The symbol of rebellion had become unrecognizable. I don’t cast surface judgment here. I get why she did it. What brought out my emotional response was this – the rebel is now conforming to the sick societal standard set for women. She defied religion but succumbed to the body image BS foisted upon us.

Again, I get the pressure. It’s a no-win, right? We’re not supposed to age. We’re not allowed to relax into maturity. Rather, we moisturize, diet, primp, cut, inject.

However, we’re each tasked with a series of decisions in life. Where to draw a line. What to prioritize. Who to be influenced by. I wear lipstick. I get pedicures. I seek out great beauty products.
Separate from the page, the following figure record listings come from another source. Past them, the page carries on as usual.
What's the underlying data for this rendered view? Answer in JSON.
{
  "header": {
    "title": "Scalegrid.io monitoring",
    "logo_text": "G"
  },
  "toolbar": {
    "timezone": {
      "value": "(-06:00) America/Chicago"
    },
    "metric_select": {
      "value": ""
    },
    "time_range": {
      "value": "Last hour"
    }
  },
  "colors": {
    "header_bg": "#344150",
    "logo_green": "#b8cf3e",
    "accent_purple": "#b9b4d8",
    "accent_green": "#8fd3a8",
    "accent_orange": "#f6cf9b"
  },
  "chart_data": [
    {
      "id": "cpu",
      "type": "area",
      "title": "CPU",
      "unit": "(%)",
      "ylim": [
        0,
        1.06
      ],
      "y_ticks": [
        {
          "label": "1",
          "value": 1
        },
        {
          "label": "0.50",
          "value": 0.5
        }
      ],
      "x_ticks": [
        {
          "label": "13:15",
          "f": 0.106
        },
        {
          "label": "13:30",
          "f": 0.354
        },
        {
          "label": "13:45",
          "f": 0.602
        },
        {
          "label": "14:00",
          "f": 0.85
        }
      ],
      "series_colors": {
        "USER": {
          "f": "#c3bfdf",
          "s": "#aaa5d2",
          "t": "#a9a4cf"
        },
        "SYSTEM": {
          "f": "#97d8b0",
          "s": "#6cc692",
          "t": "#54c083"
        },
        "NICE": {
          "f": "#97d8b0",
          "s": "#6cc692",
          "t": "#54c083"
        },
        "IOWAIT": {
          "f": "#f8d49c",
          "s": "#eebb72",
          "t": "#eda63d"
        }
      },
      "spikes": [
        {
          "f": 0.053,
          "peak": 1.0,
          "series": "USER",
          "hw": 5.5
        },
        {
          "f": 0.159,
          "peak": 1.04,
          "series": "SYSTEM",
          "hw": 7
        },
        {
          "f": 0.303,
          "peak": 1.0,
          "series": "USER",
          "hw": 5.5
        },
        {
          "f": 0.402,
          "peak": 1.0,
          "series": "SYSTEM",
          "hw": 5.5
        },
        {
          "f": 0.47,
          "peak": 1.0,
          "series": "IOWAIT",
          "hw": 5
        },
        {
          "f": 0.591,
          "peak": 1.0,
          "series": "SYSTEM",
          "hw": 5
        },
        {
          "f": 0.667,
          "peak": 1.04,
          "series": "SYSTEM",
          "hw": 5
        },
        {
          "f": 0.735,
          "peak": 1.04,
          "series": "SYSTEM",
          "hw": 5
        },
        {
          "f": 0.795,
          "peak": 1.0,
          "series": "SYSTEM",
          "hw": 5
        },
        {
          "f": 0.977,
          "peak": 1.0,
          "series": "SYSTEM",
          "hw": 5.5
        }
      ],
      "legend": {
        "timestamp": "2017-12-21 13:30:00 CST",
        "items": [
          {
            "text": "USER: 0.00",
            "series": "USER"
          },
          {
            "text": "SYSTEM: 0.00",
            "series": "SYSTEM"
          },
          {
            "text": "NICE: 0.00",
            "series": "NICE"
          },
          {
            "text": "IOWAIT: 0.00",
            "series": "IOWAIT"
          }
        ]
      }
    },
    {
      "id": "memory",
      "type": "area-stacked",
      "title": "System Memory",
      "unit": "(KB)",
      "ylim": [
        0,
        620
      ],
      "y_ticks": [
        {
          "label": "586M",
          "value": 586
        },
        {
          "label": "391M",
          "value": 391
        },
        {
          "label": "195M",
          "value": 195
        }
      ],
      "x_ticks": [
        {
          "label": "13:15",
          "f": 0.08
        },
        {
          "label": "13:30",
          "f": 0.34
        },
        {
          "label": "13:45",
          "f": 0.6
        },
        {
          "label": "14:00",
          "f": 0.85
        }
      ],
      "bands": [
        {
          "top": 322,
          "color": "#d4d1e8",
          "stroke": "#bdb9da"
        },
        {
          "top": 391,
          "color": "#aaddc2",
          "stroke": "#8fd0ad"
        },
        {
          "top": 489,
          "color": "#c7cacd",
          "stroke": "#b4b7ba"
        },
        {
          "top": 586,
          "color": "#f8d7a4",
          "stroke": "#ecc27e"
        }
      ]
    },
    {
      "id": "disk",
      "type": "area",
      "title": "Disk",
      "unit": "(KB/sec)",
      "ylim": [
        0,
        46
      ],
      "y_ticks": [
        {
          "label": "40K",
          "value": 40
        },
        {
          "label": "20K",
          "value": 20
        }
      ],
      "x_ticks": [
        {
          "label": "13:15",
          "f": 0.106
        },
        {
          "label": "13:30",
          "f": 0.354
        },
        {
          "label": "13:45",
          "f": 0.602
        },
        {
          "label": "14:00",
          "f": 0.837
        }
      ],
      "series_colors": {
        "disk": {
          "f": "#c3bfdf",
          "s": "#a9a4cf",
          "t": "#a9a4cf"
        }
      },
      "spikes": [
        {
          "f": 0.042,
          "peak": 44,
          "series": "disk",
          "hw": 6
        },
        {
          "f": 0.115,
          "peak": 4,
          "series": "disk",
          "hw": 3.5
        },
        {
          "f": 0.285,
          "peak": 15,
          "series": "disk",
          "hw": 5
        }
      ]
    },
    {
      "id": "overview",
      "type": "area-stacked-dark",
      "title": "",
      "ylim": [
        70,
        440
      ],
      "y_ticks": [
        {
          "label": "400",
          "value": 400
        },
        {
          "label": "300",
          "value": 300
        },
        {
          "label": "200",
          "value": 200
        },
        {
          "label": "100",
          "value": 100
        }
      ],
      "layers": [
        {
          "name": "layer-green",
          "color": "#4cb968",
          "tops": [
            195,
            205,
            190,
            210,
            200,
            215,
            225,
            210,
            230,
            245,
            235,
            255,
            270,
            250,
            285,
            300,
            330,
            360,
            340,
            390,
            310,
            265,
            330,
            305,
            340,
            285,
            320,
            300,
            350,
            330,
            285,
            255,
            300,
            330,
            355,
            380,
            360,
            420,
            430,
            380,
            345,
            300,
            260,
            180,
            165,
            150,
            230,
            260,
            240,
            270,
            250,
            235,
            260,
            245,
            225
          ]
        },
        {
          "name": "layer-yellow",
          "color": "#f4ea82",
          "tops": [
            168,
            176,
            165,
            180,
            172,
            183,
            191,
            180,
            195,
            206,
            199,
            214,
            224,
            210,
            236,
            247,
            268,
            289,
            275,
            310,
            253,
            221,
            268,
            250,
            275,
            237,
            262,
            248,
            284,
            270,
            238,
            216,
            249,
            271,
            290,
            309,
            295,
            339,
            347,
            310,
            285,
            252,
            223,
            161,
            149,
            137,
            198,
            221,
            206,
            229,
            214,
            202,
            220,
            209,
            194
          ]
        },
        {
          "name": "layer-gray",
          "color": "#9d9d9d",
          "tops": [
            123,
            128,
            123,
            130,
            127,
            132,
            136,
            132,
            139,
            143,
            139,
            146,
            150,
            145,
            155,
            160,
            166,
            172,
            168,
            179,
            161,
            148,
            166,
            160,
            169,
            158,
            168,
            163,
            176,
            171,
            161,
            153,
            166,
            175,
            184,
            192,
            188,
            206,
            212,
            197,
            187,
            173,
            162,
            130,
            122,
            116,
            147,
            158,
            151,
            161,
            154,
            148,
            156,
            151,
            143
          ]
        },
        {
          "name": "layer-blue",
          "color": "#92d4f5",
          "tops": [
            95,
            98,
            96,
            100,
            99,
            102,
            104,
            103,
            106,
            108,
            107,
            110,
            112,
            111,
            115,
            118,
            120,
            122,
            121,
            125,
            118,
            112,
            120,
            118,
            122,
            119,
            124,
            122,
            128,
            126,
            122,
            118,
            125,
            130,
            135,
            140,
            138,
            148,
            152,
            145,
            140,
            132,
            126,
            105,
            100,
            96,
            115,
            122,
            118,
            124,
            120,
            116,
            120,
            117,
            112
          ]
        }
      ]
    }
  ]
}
At age 61, having spent a great deal of my youth sunbathing, I have lots of lines on my face deepening with each year.

An acquaintance once told me all I “needed” was “a little fill” around my mouth and forehead. I was not so much insulted as startled by the casualness of the comment dropped into a chat over coffee.

What?

I know I’m not a celebrity in the glaring eye of a critical public. I share that story only to illustrate how it’s almost a given now that we will all partake in this exercise. I’ve always felt if it’s your thing, that’s your business. I still feel that way.

When it gets extreme, though, so extreme you feel you have to look away from a person, it’s time for a reckoning.

Sadly, two days after the Grammys, Madonna responded to her critics on Instagram with, in part, this: “A world that refuses to celebrate women past the age of 45 and feels the need to punish her if she continues to be strong willed, hard-working and adventurous.” That completely misses the point. Many of us still admire all those qualities in her and other women. The extreme response from fans is not to her work ethic or art.

I spent a good decade of my cardio workouts in the gym and long walks at the Jersey Shore fueled by Madonna’s Immaculate Collection. It was the go-to for inspiration among so many women. She made us tune into ourselves.

Watching her standing before modern day entertainers like Lizzo, Beyonce, Harry Styles and others, knowing she opened doors for them with her gutsy art and inclusiveness, should have been a moment. If Madonna looked like Madonna that night, she would have owned the room with her message, potent because more artists are now coming from the same authentic place.

To be clear, I’m not at all on board with the stick-up-their-ass culture war conservatives who have seized on to her looks to rip her apart because they don’t like her art. I come from a place of empathy and even concern.

I fear our material girl has lost her way.